To the Editor: Kleine-Levin syndrome is described as a triad of recurrent hypersomnolence, hyperphagia, and hypersexuality.1 However, an incomplete presentation characterized by hypersomnia (which is mandatory for clinical diagnosis), with or without hyperphagia, hypersexuality, cognitive disturbances, mood symptoms, compulsive behaviors, and perceptual abnormalities has also been described. We describe a patient with a clinical diagnosis of Kleine-Levin syndrome and the favorable response to lithium.
A 16-year-old girl presented with episodic hypersomnia for the previous 6 years. The episodes had an abrupt onset and occurred approximately once a month. The episodes lasted anywhere from 2 to 15 days. She would average about 20 hours of sleep in a day. She was observed by her family to be "dull," less interactive, and was unable to attend school. During the episodes she used to unusually crave and demand carbohydrate food. Repeated questioning and seeking reassurance were also observed, and she was unable to recollect events that occurred during episodes. She had received treatment from the third episode onward with various drugs including risperidone, olanzapine, valproate, carbamazepine, topiramate, and clobazam (a benzodiazepine) without remission from the episodes.

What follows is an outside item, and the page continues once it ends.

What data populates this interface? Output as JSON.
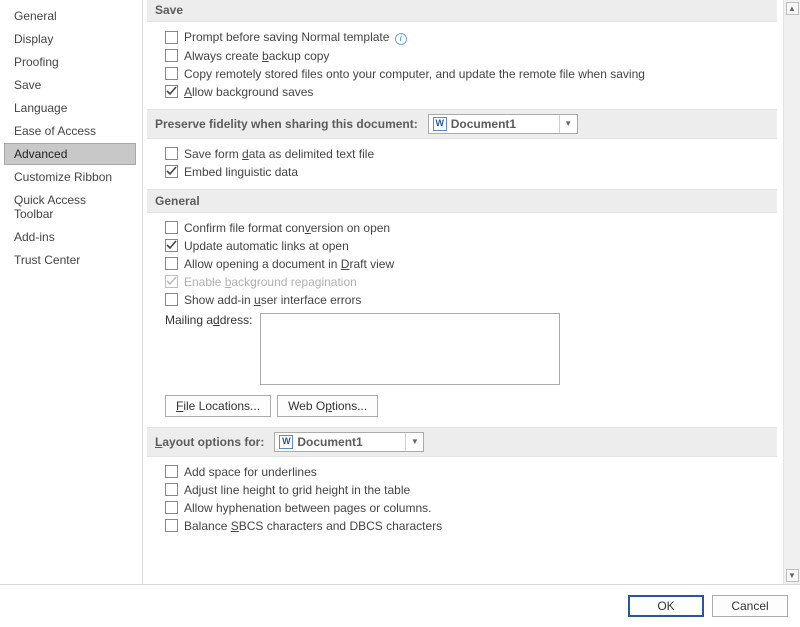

Biochemical and endocrine parameters including CT scan of the brain were all normal. Polysomnography was attempted, but she did not cooperate for the procedure. The treatment team considered a clinical diagnosis of Kleine-Levin syndrome. Lithium in 300 mg tablets was initiated as a prophylactic agent; the dose was increased later to 750 mg/day (serum level: 0.8meq/liter). The patient has been on lithium regularly for 6 months and has not had any recurrence of hypersomnia or behavior changes so far. She has once again returned to school and has resumed her studies.

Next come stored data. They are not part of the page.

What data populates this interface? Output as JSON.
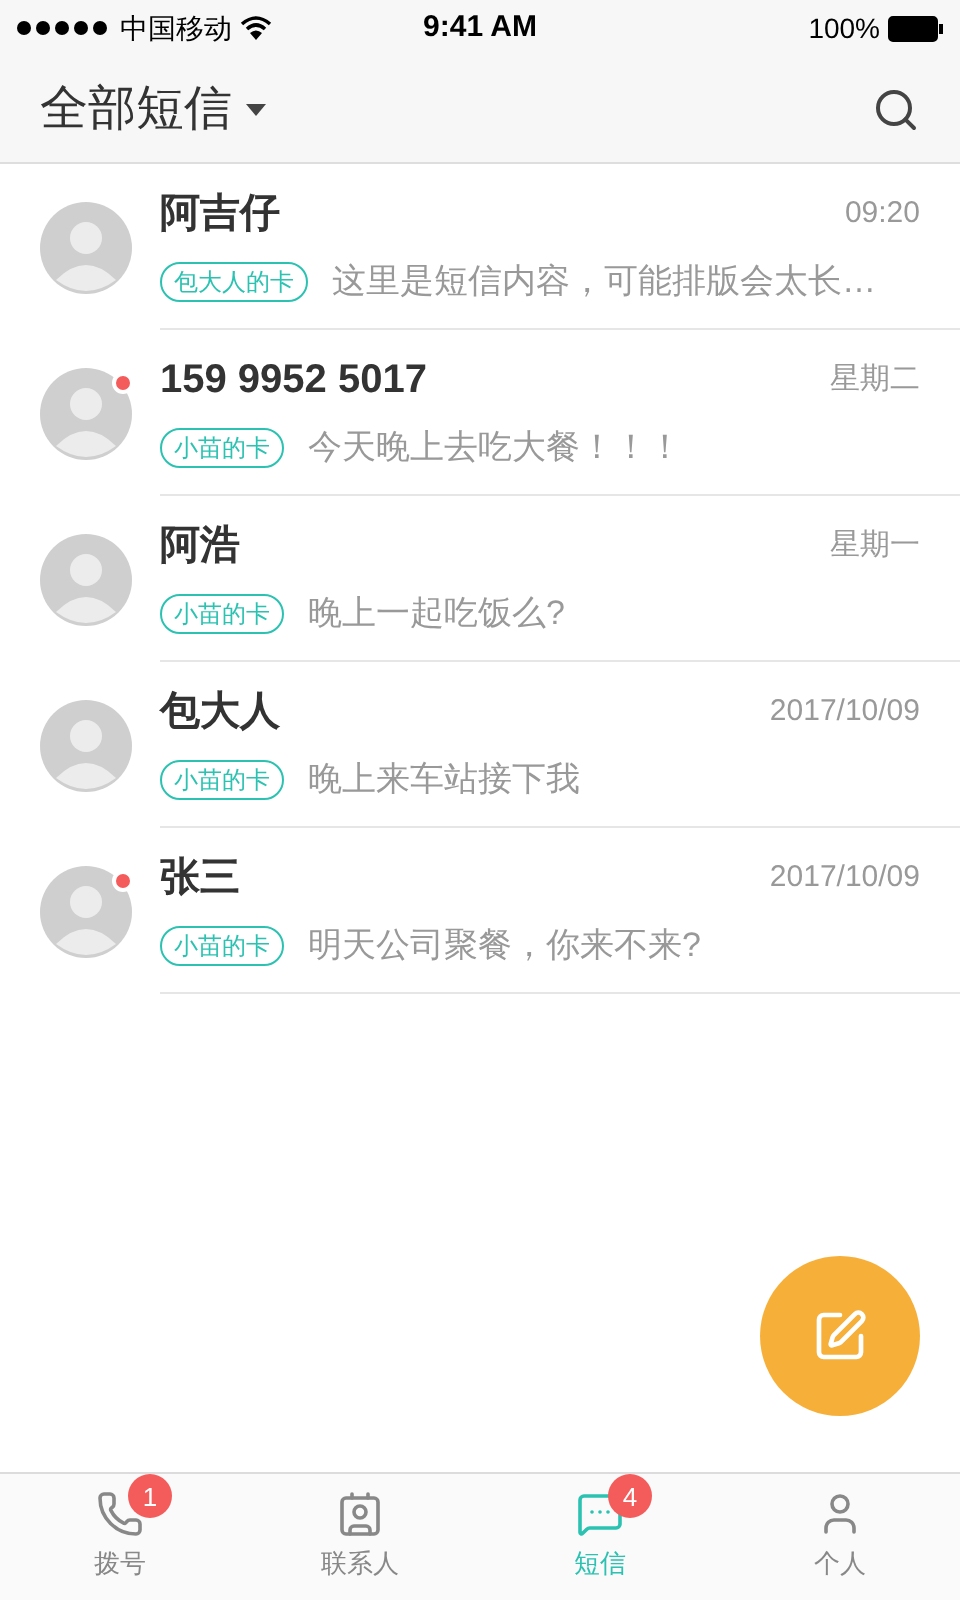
{
  "status_bar": {
    "carrier": "中国移动",
    "time": "9:41 AM",
    "battery": "100%"
  },
  "header": {
    "title": "全部短信"
  },
  "messages": [
    {
      "name": "阿吉仔",
      "time": "09:20",
      "card": "包大人的卡",
      "preview": "这里是短信内容，可能排版会太长…",
      "unread": false
    },
    {
      "name": "159 9952 5017",
      "time": "星期二",
      "card": "小苗的卡",
      "preview": "今天晚上去吃大餐！！！",
      "unread": true
    },
    {
      "name": "阿浩",
      "time": "星期一",
      "card": "小苗的卡",
      "preview": "晚上一起吃饭么?",
      "unread": false
    },
    {
      "name": "包大人",
      "time": "2017/10/09",
      "card": "小苗的卡",
      "preview": "晚上来车站接下我",
      "unread": false
    },
    {
      "name": "张三",
      "time": "2017/10/09",
      "card": "小苗的卡",
      "preview": "明天公司聚餐，你来不来?",
      "unread": true
    }
  ],
  "tabs": [
    {
      "kind": "phone",
      "label": "拨号",
      "badge": "1",
      "selected": false
    },
    {
      "kind": "contacts",
      "label": "联系人",
      "selected": false
    },
    {
      "kind": "sms",
      "label": "短信",
      "badge": "4",
      "selected": true
    },
    {
      "kind": "person",
      "label": "个人",
      "selected": false
    }
  ]
}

An incomplete presentation is more common than the complete triad of hypersomnia, hyperphagia, and hyper sexuality.2 Patients can appear depressed and suicidal during the episode,1 and sometimes if the hypersexuality, social disinhibition, and behavioral dyscontrol predominate, they can mimic a manic episode as well.3 Derealization, perceptual abnormalities, and paranoid delusions can also be a part of the clinical picture. There is significant response to lithium in preventing further episodes (relapses) when compared with medical abstention in patients with Kleine-Levin syndrome.1,4 The therapeutic range of the response seems to be the same as required for prophylaxis of an affective disorder. Among stimulants, amphetamine reduced the sleepiness during episodes, but was not useful in preventing relapses. Various medications like antidepressants, antipsychotics, benzodiazepines, electroconvulsive therapy, -dopa, other stimulants, and mood stabilizers have been used with limited success.

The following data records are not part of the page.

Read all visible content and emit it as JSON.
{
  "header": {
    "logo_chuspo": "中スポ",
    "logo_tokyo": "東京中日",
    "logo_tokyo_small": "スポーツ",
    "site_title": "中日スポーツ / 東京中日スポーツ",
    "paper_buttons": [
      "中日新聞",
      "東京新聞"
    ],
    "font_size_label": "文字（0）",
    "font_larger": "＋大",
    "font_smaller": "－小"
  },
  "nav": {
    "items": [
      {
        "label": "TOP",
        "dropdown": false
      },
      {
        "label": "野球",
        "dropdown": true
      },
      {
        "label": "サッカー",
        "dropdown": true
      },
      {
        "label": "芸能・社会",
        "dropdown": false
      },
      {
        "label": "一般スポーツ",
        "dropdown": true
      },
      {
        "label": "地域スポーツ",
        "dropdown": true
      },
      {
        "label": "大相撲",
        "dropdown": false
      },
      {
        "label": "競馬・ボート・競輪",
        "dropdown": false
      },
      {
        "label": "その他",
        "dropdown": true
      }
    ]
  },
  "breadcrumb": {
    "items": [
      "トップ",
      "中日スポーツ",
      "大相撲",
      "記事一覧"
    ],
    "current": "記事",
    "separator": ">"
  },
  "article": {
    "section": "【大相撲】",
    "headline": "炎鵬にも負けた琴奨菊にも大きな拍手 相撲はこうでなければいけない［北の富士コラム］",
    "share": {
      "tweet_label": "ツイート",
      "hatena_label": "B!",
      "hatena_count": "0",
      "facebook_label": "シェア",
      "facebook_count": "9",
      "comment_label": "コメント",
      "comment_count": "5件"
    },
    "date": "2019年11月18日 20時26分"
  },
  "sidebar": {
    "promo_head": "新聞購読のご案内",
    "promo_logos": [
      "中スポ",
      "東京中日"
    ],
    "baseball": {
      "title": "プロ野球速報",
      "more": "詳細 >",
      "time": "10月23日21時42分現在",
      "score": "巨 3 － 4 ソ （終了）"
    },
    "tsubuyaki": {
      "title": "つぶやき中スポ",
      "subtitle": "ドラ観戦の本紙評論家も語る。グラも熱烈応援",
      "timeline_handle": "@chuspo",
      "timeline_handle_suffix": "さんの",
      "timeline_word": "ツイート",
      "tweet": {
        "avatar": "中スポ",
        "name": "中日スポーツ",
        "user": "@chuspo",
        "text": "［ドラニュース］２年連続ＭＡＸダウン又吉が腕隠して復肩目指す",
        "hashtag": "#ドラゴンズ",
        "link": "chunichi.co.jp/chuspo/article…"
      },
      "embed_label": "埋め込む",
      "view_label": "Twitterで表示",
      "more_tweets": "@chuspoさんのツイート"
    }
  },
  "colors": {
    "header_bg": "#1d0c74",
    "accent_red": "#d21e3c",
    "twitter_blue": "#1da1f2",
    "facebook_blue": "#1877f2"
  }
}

We would like to emphasize that this report should interest all physicians, neurologists, and psychiatrists. As reviewed above, Kleine-Levin syndrome can resemble psychiatric conditions. The case highlights the need for psychiatrists to be aware of Kleine-Levin syndrome and the treatment options available once diagnosed. This case also illustrates the efficacy of lithium in preventing relapses in patients with Kleine-Levin syndrome.